Por outro lado sou a favor, como já afirmei, de um controle de qualidade dos livros escolares. É impensável a adopção de livros com erros científicos. No entanto, há que acautelar a possibilidade de um leque alargado de escolhas, para que não se volte ao livro único e oficial.
Não entendo o objectivo de Cavaco Silva ao dizer que é estranho haver falta de confiança com uma maioria absoluta. Isso parece-me ser uma das provas de que a falta de confiança tem razões múltiplas e mais profundas do que a crise económica. Mas o Professor vê tudo à luz da economia.

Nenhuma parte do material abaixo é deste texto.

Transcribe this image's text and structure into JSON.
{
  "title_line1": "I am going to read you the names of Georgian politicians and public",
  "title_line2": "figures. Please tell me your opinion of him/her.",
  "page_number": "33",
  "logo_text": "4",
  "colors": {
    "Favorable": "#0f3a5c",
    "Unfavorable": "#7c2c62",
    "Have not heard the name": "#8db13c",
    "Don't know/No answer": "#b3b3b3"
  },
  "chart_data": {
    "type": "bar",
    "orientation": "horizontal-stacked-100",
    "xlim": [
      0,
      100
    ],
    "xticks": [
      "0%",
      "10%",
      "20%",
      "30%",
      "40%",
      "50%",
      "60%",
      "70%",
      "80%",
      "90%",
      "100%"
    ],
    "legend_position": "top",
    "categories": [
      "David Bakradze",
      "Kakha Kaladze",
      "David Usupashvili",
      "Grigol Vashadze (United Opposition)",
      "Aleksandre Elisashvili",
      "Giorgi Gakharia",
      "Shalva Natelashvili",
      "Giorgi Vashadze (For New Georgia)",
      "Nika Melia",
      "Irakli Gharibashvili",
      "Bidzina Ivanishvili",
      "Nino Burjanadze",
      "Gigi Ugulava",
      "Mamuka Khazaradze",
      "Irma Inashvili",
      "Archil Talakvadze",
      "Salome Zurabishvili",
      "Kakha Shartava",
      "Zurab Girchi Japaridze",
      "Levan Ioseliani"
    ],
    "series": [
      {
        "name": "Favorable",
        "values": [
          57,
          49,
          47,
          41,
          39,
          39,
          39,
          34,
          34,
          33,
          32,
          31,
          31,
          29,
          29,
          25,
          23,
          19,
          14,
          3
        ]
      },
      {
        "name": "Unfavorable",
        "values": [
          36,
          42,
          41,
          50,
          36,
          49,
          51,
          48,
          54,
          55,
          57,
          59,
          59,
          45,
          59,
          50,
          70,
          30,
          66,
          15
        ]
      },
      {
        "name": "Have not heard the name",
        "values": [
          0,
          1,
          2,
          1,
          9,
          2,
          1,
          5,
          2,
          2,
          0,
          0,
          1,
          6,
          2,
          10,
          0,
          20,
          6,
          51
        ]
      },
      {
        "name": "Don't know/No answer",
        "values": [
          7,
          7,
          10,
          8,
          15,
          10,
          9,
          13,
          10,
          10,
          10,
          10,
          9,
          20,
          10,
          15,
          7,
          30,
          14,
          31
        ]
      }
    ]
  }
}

O ministro Correia de Campos continua a tentar fazer aquilo que, no meu entender, é absolutamente indispensável, ou seja, organizar e aproveitar os recursos humanos de uma maneira equilibrada. É necessário e urgente reorganizar e profissionalizar os serviços de urgência. Mas enquanto não se resolver o problema dos cuidados primários de saúde, podem multiplicar-se médicos, enfermeiros e hospitais, que nunca haverá suficientes. Cerca de 2/3 ou mais das situações atendidas nas urgências não passam de consultas. A falta de médicos, principalmente médicos com formação específica, nos balcões de atendimento, aumenta muitíssimo o recurso a exames complementares de diagnóstico, muitos deles dispensáveis, com o consequente gasto inútil de dinheiro, "entupimento" dos serviços de imagiologia e de patologia clínica, alargamento do tempo de atendimento, etc. Má medicina.
Bom fim de semana!
(pintura de Ki-chang)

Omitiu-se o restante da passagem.